PNNL

Abstract

The Atlantic Meridional Overturning Circulation (AMOC) is projected to slow down in climate models due to greenhouse gas emissions. However, the physical mechanisms determining the rate of the projectedAMOCslowdown remain unclear. Accordingly, this study isolates the roles of oceanic advection and surface flux feedbacks that might accelerate or decelerate the AMOC’s weakening using CO2 quadrupling simulations in the CESM1.2 model. Surface flux feedbacks are isolated in partially coupled experiments in which either all surface flux components or the momentum flux response to AMOC’s weakening that might provide feedback are suppressed, while a tracer decomposition of ocean density anomalies isolates the advection feedbacks. Comparing the ocean density components in the experiments shows that the AMOC’s response is initially determined by CO2-induced anomalous surface heat fluxes, afterward feedbacks determine its response.
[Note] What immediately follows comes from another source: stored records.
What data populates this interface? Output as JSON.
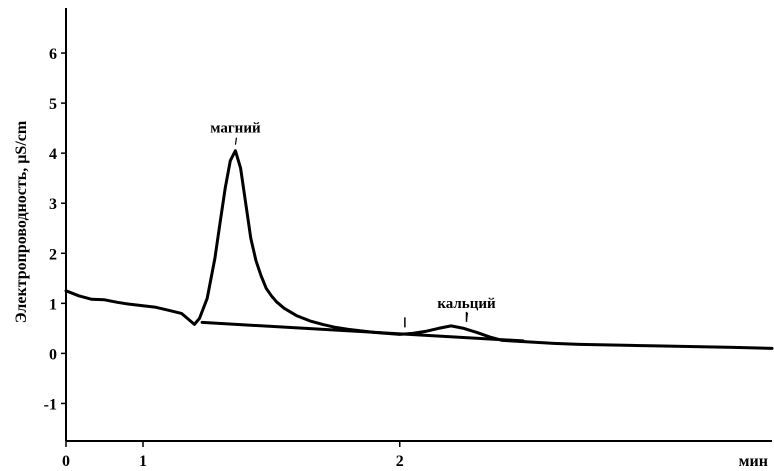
{
  "chart_data": {
    "type": "line",
    "title": "",
    "xlabel": "мин",
    "ylabel": "Электропроводность, µS/cm",
    "xlim": [
      0,
      2.75
    ],
    "ylim": [
      -1.75,
      6.9
    ],
    "x_ticks": [
      {
        "value": 0,
        "label": "0"
      },
      {
        "value": 0.3,
        "label": "1"
      },
      {
        "value": 1.3,
        "label": "2"
      }
    ],
    "y_ticks": [
      {
        "value": -1,
        "label": "-1"
      },
      {
        "value": 0,
        "label": "0"
      },
      {
        "value": 1,
        "label": "1"
      },
      {
        "value": 2,
        "label": "2"
      },
      {
        "value": 3,
        "label": "3"
      },
      {
        "value": 4,
        "label": "4"
      },
      {
        "value": 5,
        "label": "5"
      },
      {
        "value": 6,
        "label": "6"
      }
    ],
    "grid": false,
    "series": [
      {
        "color": "#000000",
        "x": [
          0,
          0.05,
          0.1,
          0.15,
          0.2,
          0.25,
          0.3,
          0.35,
          0.4,
          0.45,
          0.5,
          0.52,
          0.55,
          0.58,
          0.6,
          0.62,
          0.64,
          0.66,
          0.68,
          0.7,
          0.72,
          0.74,
          0.76,
          0.78,
          0.8,
          0.82,
          0.85,
          0.9,
          0.95,
          1.0,
          1.05,
          1.1,
          1.15,
          1.2,
          1.25,
          1.3,
          1.35,
          1.4,
          1.45,
          1.5,
          1.55,
          1.6,
          1.65,
          1.7,
          1.8,
          1.9,
          2.0,
          2.1,
          2.2,
          2.3,
          2.4,
          2.5,
          2.6,
          2.75
        ],
        "y": [
          1.25,
          1.15,
          1.08,
          1.07,
          1.02,
          0.98,
          0.95,
          0.92,
          0.86,
          0.8,
          0.58,
          0.7,
          1.1,
          1.9,
          2.6,
          3.3,
          3.85,
          4.05,
          3.7,
          3.0,
          2.3,
          1.85,
          1.55,
          1.3,
          1.15,
          1.03,
          0.9,
          0.75,
          0.65,
          0.58,
          0.52,
          0.48,
          0.45,
          0.42,
          0.4,
          0.38,
          0.4,
          0.44,
          0.5,
          0.55,
          0.5,
          0.42,
          0.33,
          0.26,
          0.23,
          0.2,
          0.18,
          0.17,
          0.16,
          0.15,
          0.14,
          0.13,
          0.12,
          0.1
        ]
      },
      {
        "color": "#000000",
        "x": [
          0.53,
          1.78
        ],
        "y": [
          0.62,
          0.25
        ]
      }
    ],
    "annotations": [
      {
        "text": "магний",
        "x": 0.66,
        "y": 4.05
      },
      {
        "text": "кальций",
        "x": 1.56,
        "y": 0.55
      }
    ],
    "markers": [
      {
        "x": 1.32,
        "y": 0.44
      },
      {
        "x": 1.56,
        "y": 0.55
      }
    ]
  }
}
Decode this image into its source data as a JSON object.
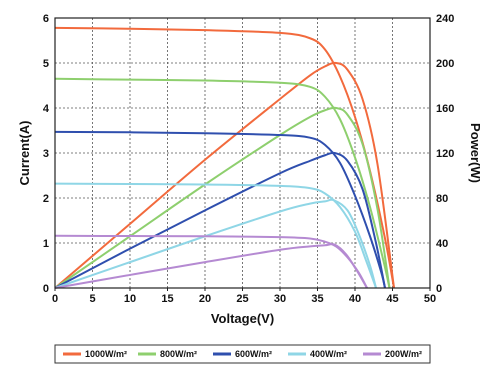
{
  "chart_data": {
    "type": "line",
    "xlabel": "Voltage(V)",
    "ylabel": "Current(A)",
    "y2label": "Power(W)",
    "xlim": [
      0,
      50
    ],
    "ylim": [
      0,
      6
    ],
    "y2lim": [
      0,
      240
    ],
    "x_ticks": [
      "0",
      "5",
      "10",
      "15",
      "20",
      "25",
      "30",
      "35",
      "40",
      "45",
      "50"
    ],
    "y_ticks": [
      "0",
      "1",
      "2",
      "3",
      "4",
      "5",
      "6"
    ],
    "y2_ticks": [
      "0",
      "40",
      "80",
      "120",
      "160",
      "200",
      "240"
    ],
    "grid": true,
    "legend_position": "bottom",
    "series": [
      {
        "name": "1000W/m²",
        "color": "#f26a3d",
        "iv": [
          [
            0,
            5.78
          ],
          [
            10,
            5.76
          ],
          [
            20,
            5.73
          ],
          [
            30,
            5.67
          ],
          [
            34,
            5.55
          ],
          [
            36,
            5.3
          ],
          [
            38,
            4.7
          ],
          [
            40,
            3.8
          ],
          [
            42,
            2.6
          ],
          [
            44,
            1.1
          ],
          [
            45.2,
            0
          ]
        ],
        "pv": [
          [
            0,
            0
          ],
          [
            10,
            57
          ],
          [
            20,
            114
          ],
          [
            30,
            168
          ],
          [
            34,
            189
          ],
          [
            36,
            197
          ],
          [
            37.5,
            200
          ],
          [
            39,
            194
          ],
          [
            41,
            168
          ],
          [
            43,
            110
          ],
          [
            45.2,
            0
          ]
        ]
      },
      {
        "name": "800W/m²",
        "color": "#8ecf6e",
        "iv": [
          [
            0,
            4.65
          ],
          [
            10,
            4.63
          ],
          [
            20,
            4.61
          ],
          [
            30,
            4.56
          ],
          [
            34,
            4.47
          ],
          [
            36,
            4.25
          ],
          [
            38,
            3.75
          ],
          [
            40,
            2.9
          ],
          [
            42,
            1.8
          ],
          [
            43.8,
            0.6
          ],
          [
            44.6,
            0
          ]
        ],
        "pv": [
          [
            0,
            0
          ],
          [
            10,
            46
          ],
          [
            20,
            92
          ],
          [
            30,
            136
          ],
          [
            34,
            152
          ],
          [
            36,
            158
          ],
          [
            37.5,
            160
          ],
          [
            39,
            154
          ],
          [
            41,
            128
          ],
          [
            43,
            70
          ],
          [
            44.6,
            0
          ]
        ]
      },
      {
        "name": "600W/m²",
        "color": "#2f4fae",
        "iv": [
          [
            0,
            3.47
          ],
          [
            10,
            3.46
          ],
          [
            20,
            3.44
          ],
          [
            30,
            3.4
          ],
          [
            34,
            3.34
          ],
          [
            36,
            3.18
          ],
          [
            38,
            2.78
          ],
          [
            40,
            2.05
          ],
          [
            42,
            1.15
          ],
          [
            43.5,
            0.35
          ],
          [
            44,
            0
          ]
        ],
        "pv": [
          [
            0,
            0
          ],
          [
            10,
            35
          ],
          [
            20,
            69
          ],
          [
            30,
            102
          ],
          [
            34,
            113
          ],
          [
            36,
            118
          ],
          [
            37.3,
            120
          ],
          [
            39,
            113
          ],
          [
            41,
            88
          ],
          [
            42.8,
            40
          ],
          [
            44,
            0
          ]
        ]
      },
      {
        "name": "400W/m²",
        "color": "#8fd6e6",
        "iv": [
          [
            0,
            2.32
          ],
          [
            10,
            2.31
          ],
          [
            20,
            2.3
          ],
          [
            30,
            2.27
          ],
          [
            34,
            2.22
          ],
          [
            36,
            2.1
          ],
          [
            38,
            1.8
          ],
          [
            40,
            1.25
          ],
          [
            41.5,
            0.6
          ],
          [
            42.8,
            0
          ]
        ],
        "pv": [
          [
            0,
            0
          ],
          [
            10,
            23
          ],
          [
            20,
            46
          ],
          [
            30,
            68
          ],
          [
            34,
            75
          ],
          [
            36,
            77
          ],
          [
            37.2,
            78
          ],
          [
            39,
            69
          ],
          [
            40.5,
            48
          ],
          [
            42,
            20
          ],
          [
            42.8,
            0
          ]
        ]
      },
      {
        "name": "200W/m²",
        "color": "#b58ad2",
        "iv": [
          [
            0,
            1.16
          ],
          [
            10,
            1.155
          ],
          [
            20,
            1.15
          ],
          [
            30,
            1.13
          ],
          [
            34,
            1.1
          ],
          [
            36,
            1.03
          ],
          [
            37.5,
            0.92
          ],
          [
            39,
            0.68
          ],
          [
            40.5,
            0.34
          ],
          [
            41.6,
            0
          ]
        ],
        "pv": [
          [
            0,
            0
          ],
          [
            10,
            11.6
          ],
          [
            20,
            23
          ],
          [
            30,
            34
          ],
          [
            34,
            37
          ],
          [
            36,
            38
          ],
          [
            37.3,
            38.5
          ],
          [
            38.8,
            30
          ],
          [
            40.2,
            16
          ],
          [
            41.6,
            0
          ]
        ]
      }
    ]
  }
}
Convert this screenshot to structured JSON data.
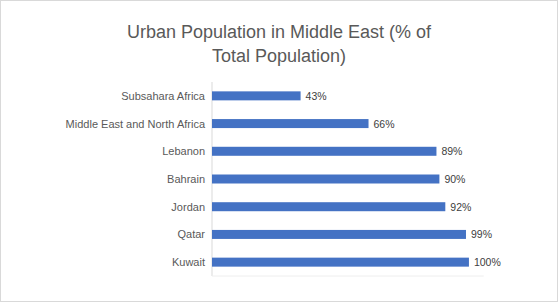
{
  "chart_data": {
    "type": "bar",
    "orientation": "horizontal",
    "title": "Urban Population in Middle East (% of Total Population)",
    "categories": [
      "Subsahara Africa",
      "Middle East and North Africa",
      "Lebanon",
      "Bahrain",
      "Jordan",
      "Qatar",
      "Kuwait"
    ],
    "values": [
      43,
      66,
      89,
      90,
      92,
      99,
      100
    ],
    "value_labels": [
      "43%",
      "66%",
      "89%",
      "90%",
      "92%",
      "99%",
      "100%"
    ],
    "color": "#4472c4",
    "xlim": [
      13,
      105
    ],
    "data_labels": true,
    "tick_labels": false,
    "grid": false
  }
}
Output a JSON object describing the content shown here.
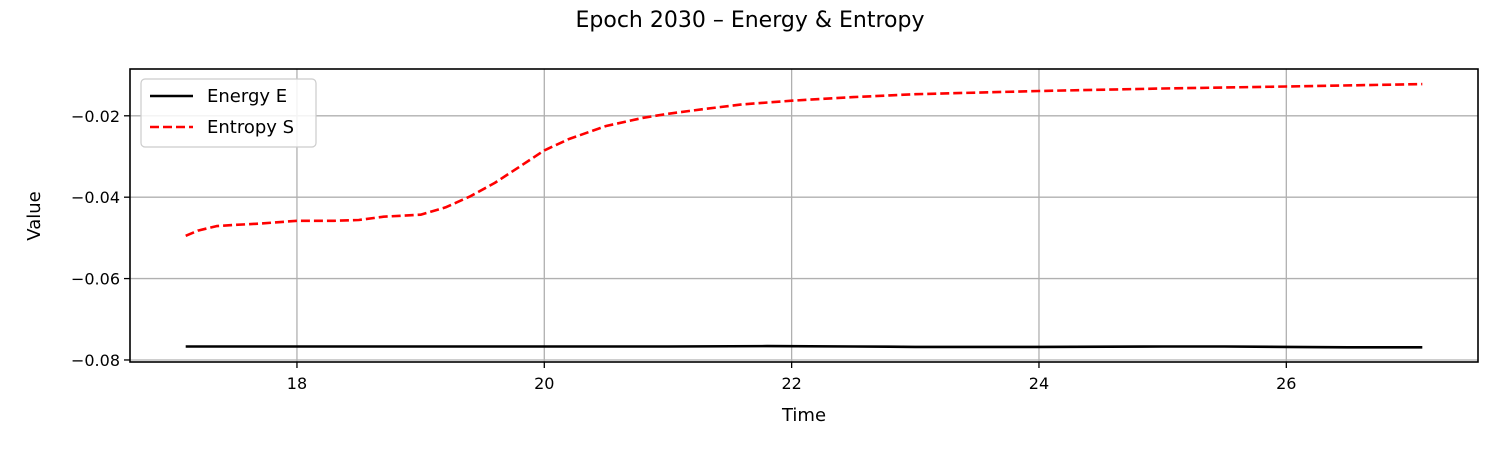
{
  "chart_data": {
    "type": "line",
    "title": "Epoch 2030 – Energy & Entropy",
    "xlabel": "Time",
    "ylabel": "Value",
    "xlim": [
      16.65,
      27.55
    ],
    "ylim": [
      -0.0805,
      -0.0085
    ],
    "xticks": [
      18,
      20,
      22,
      24,
      26
    ],
    "yticks": [
      -0.08,
      -0.06,
      -0.04,
      -0.02
    ],
    "xtick_labels": [
      "18",
      "20",
      "22",
      "24",
      "26"
    ],
    "ytick_labels": [
      "−0.08",
      "−0.06",
      "−0.04",
      "−0.02"
    ],
    "grid": true,
    "legend_position": "top-left",
    "series": [
      {
        "name": "Energy E",
        "color": "#000000",
        "style": "solid",
        "x": [
          17.1,
          18.0,
          19.0,
          20.0,
          21.0,
          21.8,
          22.5,
          23.0,
          24.0,
          25.0,
          25.5,
          26.0,
          26.5,
          27.1
        ],
        "y": [
          -0.0767,
          -0.0767,
          -0.0767,
          -0.0767,
          -0.0767,
          -0.0766,
          -0.0767,
          -0.0768,
          -0.0768,
          -0.0767,
          -0.0767,
          -0.0768,
          -0.0769,
          -0.0769
        ]
      },
      {
        "name": "Entropy S",
        "color": "#ff0000",
        "style": "dashed",
        "x": [
          17.1,
          17.2,
          17.35,
          17.5,
          17.7,
          18.0,
          18.3,
          18.5,
          18.7,
          19.0,
          19.2,
          19.4,
          19.6,
          19.8,
          20.0,
          20.2,
          20.5,
          20.8,
          21.0,
          21.3,
          21.6,
          22.0,
          22.5,
          23.0,
          24.0,
          25.0,
          26.0,
          27.1
        ],
        "y": [
          -0.0495,
          -0.0482,
          -0.0471,
          -0.0468,
          -0.0465,
          -0.0458,
          -0.0458,
          -0.0456,
          -0.0448,
          -0.0443,
          -0.0425,
          -0.0398,
          -0.0365,
          -0.0325,
          -0.0285,
          -0.0257,
          -0.0225,
          -0.0205,
          -0.0195,
          -0.0183,
          -0.0172,
          -0.0163,
          -0.0154,
          -0.0147,
          -0.0139,
          -0.0133,
          -0.0128,
          -0.0122
        ]
      }
    ]
  }
}
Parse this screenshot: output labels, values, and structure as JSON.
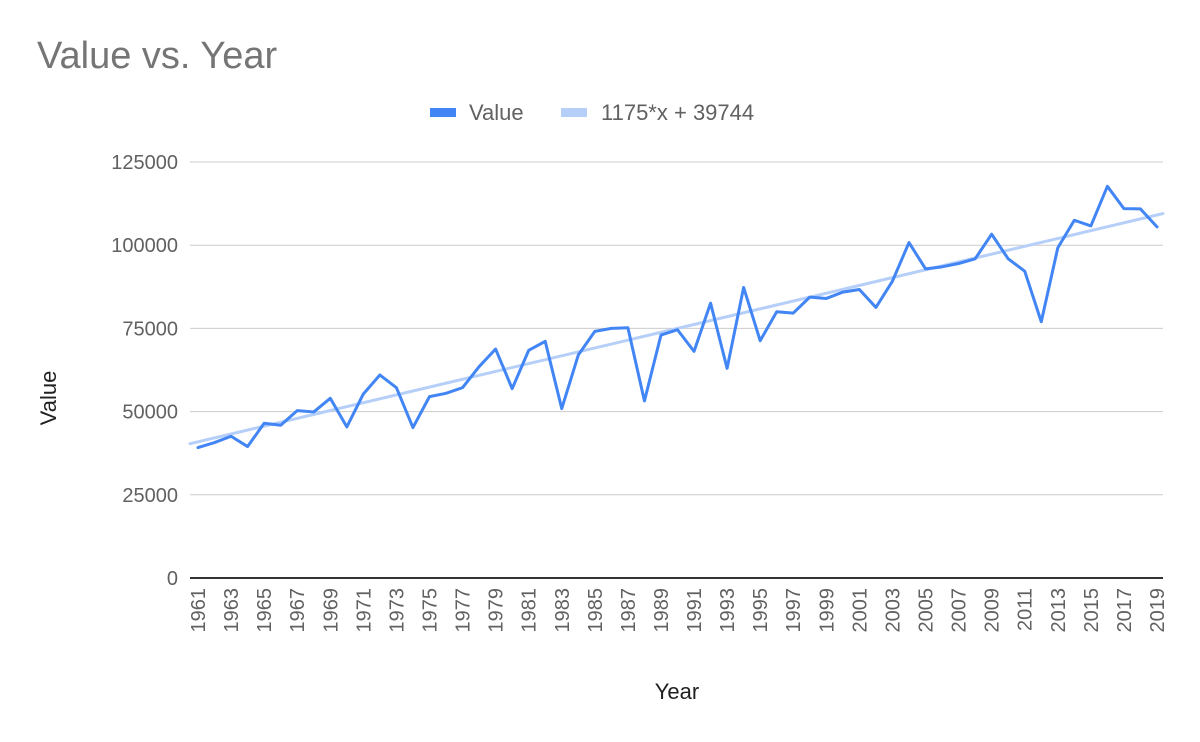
{
  "chart_data": {
    "type": "line",
    "title": "Value vs. Year",
    "xlabel": "Year",
    "ylabel": "Value",
    "ylim": [
      0,
      125000
    ],
    "yticks": [
      "0",
      "25000",
      "50000",
      "75000",
      "100000",
      "125000"
    ],
    "xtick_labels": [
      "1961",
      "1963",
      "1965",
      "1967",
      "1969",
      "1971",
      "1973",
      "1975",
      "1977",
      "1979",
      "1981",
      "1983",
      "1985",
      "1987",
      "1989",
      "1991",
      "1993",
      "1995",
      "1997",
      "1999",
      "2001",
      "2003",
      "2005",
      "2007",
      "2009",
      "2011",
      "2013",
      "2015",
      "2017",
      "2019"
    ],
    "x": [
      1961,
      1962,
      1963,
      1964,
      1965,
      1966,
      1967,
      1968,
      1969,
      1970,
      1971,
      1972,
      1973,
      1974,
      1975,
      1976,
      1977,
      1978,
      1979,
      1980,
      1981,
      1982,
      1983,
      1984,
      1985,
      1986,
      1987,
      1988,
      1989,
      1990,
      1991,
      1992,
      1993,
      1994,
      1995,
      1996,
      1997,
      1998,
      1999,
      2000,
      2001,
      2002,
      2003,
      2004,
      2005,
      2006,
      2007,
      2008,
      2009,
      2010,
      2011,
      2012,
      2013,
      2014,
      2015,
      2016,
      2017,
      2018,
      2019
    ],
    "series": [
      {
        "name": "Value",
        "color": "#4285f4",
        "values": [
          39200,
          40700,
          42600,
          39500,
          46500,
          45900,
          50300,
          49900,
          54000,
          45400,
          55300,
          61000,
          57200,
          45200,
          54500,
          55500,
          57200,
          63500,
          68800,
          56900,
          68400,
          71100,
          50900,
          67000,
          74100,
          75000,
          75200,
          53200,
          73000,
          74600,
          68100,
          82600,
          63000,
          87300,
          71300,
          80000,
          79600,
          84400,
          84000,
          85900,
          86700,
          81300,
          89200,
          100800,
          92900,
          93500,
          94500,
          95900,
          103300,
          95900,
          92200,
          77000,
          99200,
          107500,
          105800,
          117700,
          111000,
          110900,
          105500
        ]
      },
      {
        "name": "1175*x + 39744",
        "color": "#b5cff9",
        "type": "trendline",
        "slope": 1175,
        "intercept": 39744
      }
    ],
    "legend": [
      "Value",
      "1175*x + 39744"
    ],
    "legend_position": "top"
  }
}
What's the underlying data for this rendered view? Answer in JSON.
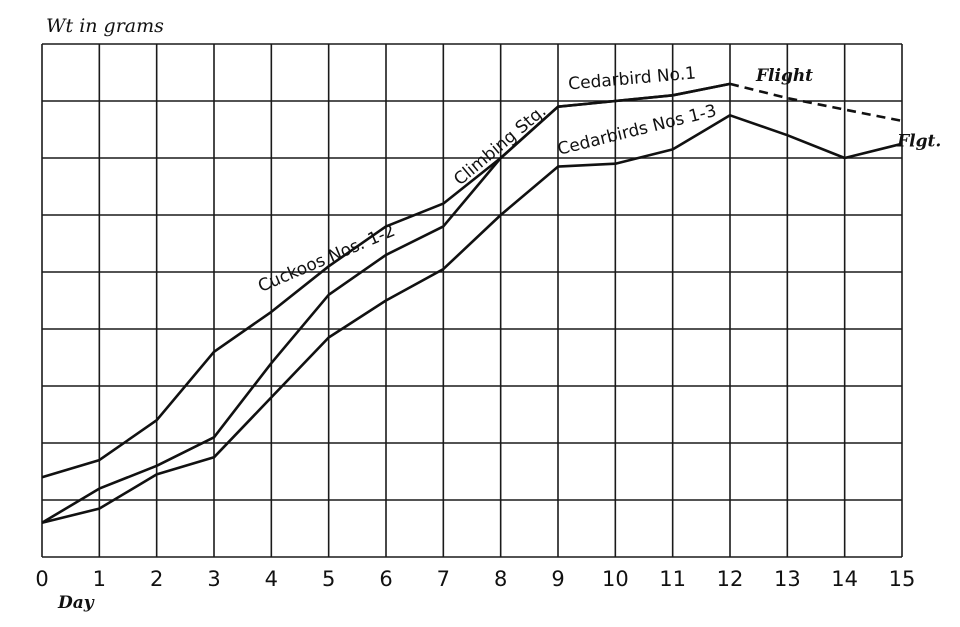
{
  "chart_data": {
    "type": "line",
    "ylabel": "Wt in grams",
    "xlabel": "Day",
    "xlim": [
      0,
      15
    ],
    "x_ticks": [
      "0",
      "1",
      "2",
      "3",
      "4",
      "5",
      "6",
      "7",
      "8",
      "9",
      "10",
      "11",
      "12",
      "13",
      "14",
      "15"
    ],
    "ylim": [
      0,
      9
    ],
    "grid": true,
    "series": [
      {
        "name": "Cuckoos Nos. 1-2",
        "style": "solid",
        "x": [
          0,
          1,
          2,
          3,
          4,
          5,
          6,
          7,
          8,
          9,
          10,
          11,
          12
        ],
        "y": [
          1.4,
          1.7,
          2.4,
          3.6,
          4.3,
          5.1,
          5.8,
          6.2,
          7.0,
          7.9,
          8.0,
          8.1,
          8.3
        ]
      },
      {
        "name": "Cedarbird No.1",
        "style": "solid",
        "x": [
          0,
          1,
          2,
          3,
          4,
          5,
          6,
          7,
          8,
          9,
          10,
          11,
          12
        ],
        "y": [
          0.6,
          1.2,
          1.6,
          2.1,
          3.4,
          4.6,
          5.3,
          5.8,
          7.0,
          7.9,
          8.0,
          8.1,
          8.3
        ]
      },
      {
        "name": "Cedarbirds Nos 1-3",
        "style": "solid",
        "x": [
          0,
          1,
          2,
          3,
          4,
          5,
          6,
          7,
          8,
          9,
          10,
          11,
          12,
          13,
          14,
          15
        ],
        "y": [
          0.6,
          0.85,
          1.45,
          1.75,
          2.8,
          3.85,
          4.5,
          5.05,
          6.0,
          6.85,
          6.9,
          7.15,
          7.75,
          7.4,
          7.0,
          7.25
        ]
      },
      {
        "name": "Flight",
        "style": "dashed",
        "x": [
          12,
          13,
          14,
          15
        ],
        "y": [
          8.3,
          8.05,
          7.85,
          7.65
        ]
      }
    ],
    "annotations": [
      {
        "key": "cuckoos",
        "text": "Cuckoos Nos. 1-2",
        "x": 5.0,
        "y": 5.15,
        "angle": -23
      },
      {
        "key": "climbing",
        "text": "Climbing Stg.",
        "x": 8.05,
        "y": 7.15,
        "angle": -40
      },
      {
        "key": "cedar1",
        "text": "Cedarbird No.1",
        "x": 10.3,
        "y": 8.3,
        "angle": -5
      },
      {
        "key": "cedar13",
        "text": "Cedarbirds Nos 1-3",
        "x": 10.4,
        "y": 7.4,
        "angle": -14
      },
      {
        "key": "flight",
        "text": "Flight",
        "x": 12.95,
        "y": 8.35,
        "angle": 0
      },
      {
        "key": "flgt",
        "text": "Flgt.",
        "x": 15.3,
        "y": 7.2,
        "angle": 0
      }
    ]
  }
}
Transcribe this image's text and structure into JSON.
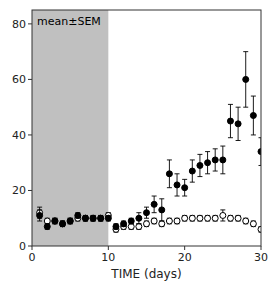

In the fully-coupled case, surface heat flux feedback strongly promotes AMOC slowdown and causes its near shutdown, while a weaker but active AMOC is maintained when the surface flux feedback is inhibited in the partially-coupled case. The positive surface heat flux feedback works by canceling out the negative oceanic heat advection feedback on deep water formation in the subpolar North Atlantic (SPNA). With the heat advection feedback offset, the positive salinity advection feedback becomes the dominant contributor to SPNA density changes and deepwater formation. In the partially-coupled case, negative ocean heat advection feedback and the CO2-induced subtropical Atlantic saline anomalies import into the SPNA play a stabilizing role. The results highlight the importance of SPNA salinity gradients and gyre circulation strength in determining the AMOC’s response rate or recovery.